物語は、若い頃から悪事を繰り返してきた盗人の頭が他人から信用されたことで正しい心を取り戻す、という話です。南吉は「花のき村と盗人たち」以外にも「うた時計」や「ヌスビトトコヒツジ」など、悪人が善人(または純粋な子どもや動物)と触れ合うことで改心する物語をいくつも書いています。彼は人間を本来善なるもの(またはそうあってほしい)と考えていたようです。しかし、その一方で「おじいさんのランプ」や「牛をつないだ椿の木」のように、善人であってもふとした隙に悪い心を起こしてしまうという人間の弱い面も描いているのです。

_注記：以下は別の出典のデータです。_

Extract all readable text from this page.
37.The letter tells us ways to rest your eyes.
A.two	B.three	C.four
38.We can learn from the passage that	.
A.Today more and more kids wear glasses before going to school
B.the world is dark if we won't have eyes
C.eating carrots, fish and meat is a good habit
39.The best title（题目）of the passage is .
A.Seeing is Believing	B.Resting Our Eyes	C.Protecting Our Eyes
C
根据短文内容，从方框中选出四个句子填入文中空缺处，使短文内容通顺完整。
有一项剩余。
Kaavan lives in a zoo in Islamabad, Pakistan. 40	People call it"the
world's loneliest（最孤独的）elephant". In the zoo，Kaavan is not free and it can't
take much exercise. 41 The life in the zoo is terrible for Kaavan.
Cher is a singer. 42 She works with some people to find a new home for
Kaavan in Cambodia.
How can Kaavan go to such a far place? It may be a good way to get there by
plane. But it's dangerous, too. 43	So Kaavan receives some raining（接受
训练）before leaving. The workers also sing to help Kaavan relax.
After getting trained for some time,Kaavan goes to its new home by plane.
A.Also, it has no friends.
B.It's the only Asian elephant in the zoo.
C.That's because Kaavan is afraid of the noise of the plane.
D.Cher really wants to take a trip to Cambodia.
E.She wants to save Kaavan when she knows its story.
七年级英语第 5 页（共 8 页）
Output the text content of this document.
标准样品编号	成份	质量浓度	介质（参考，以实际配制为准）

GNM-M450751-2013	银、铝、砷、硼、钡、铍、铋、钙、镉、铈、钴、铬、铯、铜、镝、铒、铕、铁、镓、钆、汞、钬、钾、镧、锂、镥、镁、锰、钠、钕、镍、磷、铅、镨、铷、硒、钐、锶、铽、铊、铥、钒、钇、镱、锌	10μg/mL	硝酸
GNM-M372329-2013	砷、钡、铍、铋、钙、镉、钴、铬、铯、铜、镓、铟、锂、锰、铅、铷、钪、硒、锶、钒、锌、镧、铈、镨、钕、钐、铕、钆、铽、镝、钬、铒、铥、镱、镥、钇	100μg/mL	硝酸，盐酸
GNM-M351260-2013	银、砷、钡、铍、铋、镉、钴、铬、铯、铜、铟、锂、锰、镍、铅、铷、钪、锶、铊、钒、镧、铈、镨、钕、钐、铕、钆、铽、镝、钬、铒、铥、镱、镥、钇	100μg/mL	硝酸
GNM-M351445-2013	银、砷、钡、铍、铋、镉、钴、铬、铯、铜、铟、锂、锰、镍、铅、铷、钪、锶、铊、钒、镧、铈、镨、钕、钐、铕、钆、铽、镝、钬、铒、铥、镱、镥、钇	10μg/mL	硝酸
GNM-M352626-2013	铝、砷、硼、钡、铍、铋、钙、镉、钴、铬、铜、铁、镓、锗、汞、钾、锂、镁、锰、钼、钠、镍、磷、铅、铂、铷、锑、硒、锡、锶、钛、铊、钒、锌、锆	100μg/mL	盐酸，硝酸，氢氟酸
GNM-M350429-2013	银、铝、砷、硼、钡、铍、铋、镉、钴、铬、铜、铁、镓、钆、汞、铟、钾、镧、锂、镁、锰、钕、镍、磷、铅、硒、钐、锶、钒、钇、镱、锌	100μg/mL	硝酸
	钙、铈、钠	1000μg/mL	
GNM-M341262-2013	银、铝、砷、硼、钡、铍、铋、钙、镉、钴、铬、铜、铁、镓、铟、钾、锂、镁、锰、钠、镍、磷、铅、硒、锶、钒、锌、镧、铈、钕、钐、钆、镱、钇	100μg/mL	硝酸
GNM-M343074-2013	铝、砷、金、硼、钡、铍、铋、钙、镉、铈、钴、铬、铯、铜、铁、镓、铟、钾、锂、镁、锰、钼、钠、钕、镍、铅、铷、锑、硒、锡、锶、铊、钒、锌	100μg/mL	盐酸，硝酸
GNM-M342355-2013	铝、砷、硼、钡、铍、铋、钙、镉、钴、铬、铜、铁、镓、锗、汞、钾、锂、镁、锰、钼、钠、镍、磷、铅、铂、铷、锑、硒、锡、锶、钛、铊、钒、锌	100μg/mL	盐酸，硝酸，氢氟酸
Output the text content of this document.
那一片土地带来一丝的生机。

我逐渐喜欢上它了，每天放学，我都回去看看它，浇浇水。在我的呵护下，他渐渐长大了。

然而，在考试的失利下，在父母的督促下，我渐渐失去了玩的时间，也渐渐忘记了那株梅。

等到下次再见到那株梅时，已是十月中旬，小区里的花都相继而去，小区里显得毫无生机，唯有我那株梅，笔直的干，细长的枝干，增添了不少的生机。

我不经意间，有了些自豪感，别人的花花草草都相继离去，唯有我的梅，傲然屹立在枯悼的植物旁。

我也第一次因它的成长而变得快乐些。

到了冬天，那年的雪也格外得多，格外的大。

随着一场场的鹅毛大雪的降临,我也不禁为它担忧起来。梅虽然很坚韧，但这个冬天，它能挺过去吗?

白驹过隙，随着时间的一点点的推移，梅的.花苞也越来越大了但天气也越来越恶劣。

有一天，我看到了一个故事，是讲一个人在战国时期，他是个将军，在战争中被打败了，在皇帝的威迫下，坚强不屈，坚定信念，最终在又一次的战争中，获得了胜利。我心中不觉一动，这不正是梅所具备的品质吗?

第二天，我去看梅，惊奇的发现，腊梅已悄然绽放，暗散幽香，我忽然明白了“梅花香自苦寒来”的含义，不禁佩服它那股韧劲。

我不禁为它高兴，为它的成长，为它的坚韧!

孤独と病に苦しみながら人間の本質を追求しようとした南吉は、人間を一面ではとらえず、不安定な、しかし希望の光を持った存在として描いたのでしょう。

花之木橋の石柱

 1789(天明8)安城ヶ原の細田と大山田の間に「花ノ木田」という名の小さな田が開かれた。そこはハナノキの自生地で、春は濃紅色の花、秋は紅葉の美しいところでした。安城高女校の先生で童話作家新美南吉の作品「花のき村の盗人たち」の舞台となったところと言われています。1891年(明治24)に安城駅が開設されると、一本の野道の両側に家が建ち、商店が軒を並べ街が作られ「花ノ木通り」と呼ばれ人情豊かな町になりました。
 花の木橋は1925年(大正14)に永久橋に架け替えられ今も現役です。この川は中部小学校脇から分かれた明治用水の支流(枝川)で、錦町小学校の手前で追田悪水に合流します。当時この辺は最も賑やかな商店街でこの橋を乗合バスが通っていきました。